Error setting psm for pytesseract

1.6k views Asked by At

I'm trying to use a psm of 0 with pytesseract, but I'm getting an error. My code is:

import pytesseract
from PIL import Image
img = Image.open('pathToImage')
pytesseract.image_to_string(img, config='-psm 0')

The error that comes up is

Traceback (most recent call last):
File "<stdin>", line 1, in <module>
File "/usr/local/lib/python2.7/site-packages/pytesseract/pytesseract.py", line 126, in image_to_string
f = open(output_file_name, 'rb')
IOError: [Errno 2] No such file or directory: 
'/var/folders/m8/pkg0ppx11m19hwn71cft06jw0000gp/T/tess_uIaw2D.txt'

When I go into '/var/folders/m8/pkg0ppx11m19hwn71cft06jw0000gp/T', there's a file called tess_uIaw2D.osd that seems to contain the output information I was looking for. It seems like tesseract is saving a file as .osd, then looking for that file but with a .txt extension. When I run tesseract through the command line with --psm 0, it saves the output file as .osd instead of .txt.

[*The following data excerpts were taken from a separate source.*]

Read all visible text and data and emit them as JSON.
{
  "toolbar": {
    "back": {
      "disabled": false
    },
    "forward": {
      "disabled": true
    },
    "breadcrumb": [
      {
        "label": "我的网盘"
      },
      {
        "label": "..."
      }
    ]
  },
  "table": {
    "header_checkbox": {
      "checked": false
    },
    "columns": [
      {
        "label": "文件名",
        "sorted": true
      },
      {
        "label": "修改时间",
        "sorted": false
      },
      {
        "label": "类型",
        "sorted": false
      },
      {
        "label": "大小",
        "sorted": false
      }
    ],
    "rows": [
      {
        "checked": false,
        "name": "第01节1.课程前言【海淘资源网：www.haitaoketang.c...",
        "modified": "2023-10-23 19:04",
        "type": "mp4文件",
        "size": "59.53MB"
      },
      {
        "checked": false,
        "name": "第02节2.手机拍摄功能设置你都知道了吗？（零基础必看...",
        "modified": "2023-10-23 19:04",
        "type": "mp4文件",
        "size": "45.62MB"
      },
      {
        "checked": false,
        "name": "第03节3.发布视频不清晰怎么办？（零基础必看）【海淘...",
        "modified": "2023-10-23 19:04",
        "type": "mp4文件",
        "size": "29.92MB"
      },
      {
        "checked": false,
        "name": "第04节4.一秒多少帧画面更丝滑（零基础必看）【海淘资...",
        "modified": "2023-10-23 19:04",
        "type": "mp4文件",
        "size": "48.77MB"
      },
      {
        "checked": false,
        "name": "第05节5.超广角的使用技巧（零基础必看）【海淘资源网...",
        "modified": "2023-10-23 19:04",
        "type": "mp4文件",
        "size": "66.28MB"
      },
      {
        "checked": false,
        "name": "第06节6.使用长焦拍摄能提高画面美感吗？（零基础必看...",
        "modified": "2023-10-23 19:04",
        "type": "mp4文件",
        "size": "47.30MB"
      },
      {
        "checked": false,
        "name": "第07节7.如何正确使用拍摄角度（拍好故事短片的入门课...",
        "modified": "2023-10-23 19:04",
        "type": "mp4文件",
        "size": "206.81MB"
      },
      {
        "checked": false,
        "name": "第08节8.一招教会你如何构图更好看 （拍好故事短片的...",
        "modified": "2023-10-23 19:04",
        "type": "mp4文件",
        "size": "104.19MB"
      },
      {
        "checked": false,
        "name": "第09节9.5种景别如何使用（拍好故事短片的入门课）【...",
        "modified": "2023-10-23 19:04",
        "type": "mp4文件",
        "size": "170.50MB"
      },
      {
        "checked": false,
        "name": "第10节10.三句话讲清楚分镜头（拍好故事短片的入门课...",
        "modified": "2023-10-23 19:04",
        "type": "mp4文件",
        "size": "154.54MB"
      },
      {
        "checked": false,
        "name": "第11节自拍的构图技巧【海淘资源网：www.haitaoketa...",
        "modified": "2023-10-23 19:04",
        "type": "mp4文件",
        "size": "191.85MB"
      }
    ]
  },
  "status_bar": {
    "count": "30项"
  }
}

Is it correct that pytesseract's image_to_string() works by saving an output file somewhere and then automatically reading that output file? And is there any way to either set tesseract to save the file as .txt, or to set it to look for a .osd file? I'm having no issues just running the image_to_string() function when I don't set the psm.

1

There are 1 answers

0
Stephen Gemin On

You have a couple of questions here:

  1. PSM error

    • In your question you mention that you are running "--psm 0" in the command line. However in your code snip you have "-psm 0".
    • Using the double dash, config= "--psm 0", will fix that issue.
  2. If you read the tesseract command line documentation, you can specify where to output the text read from the image. I suggest you start there.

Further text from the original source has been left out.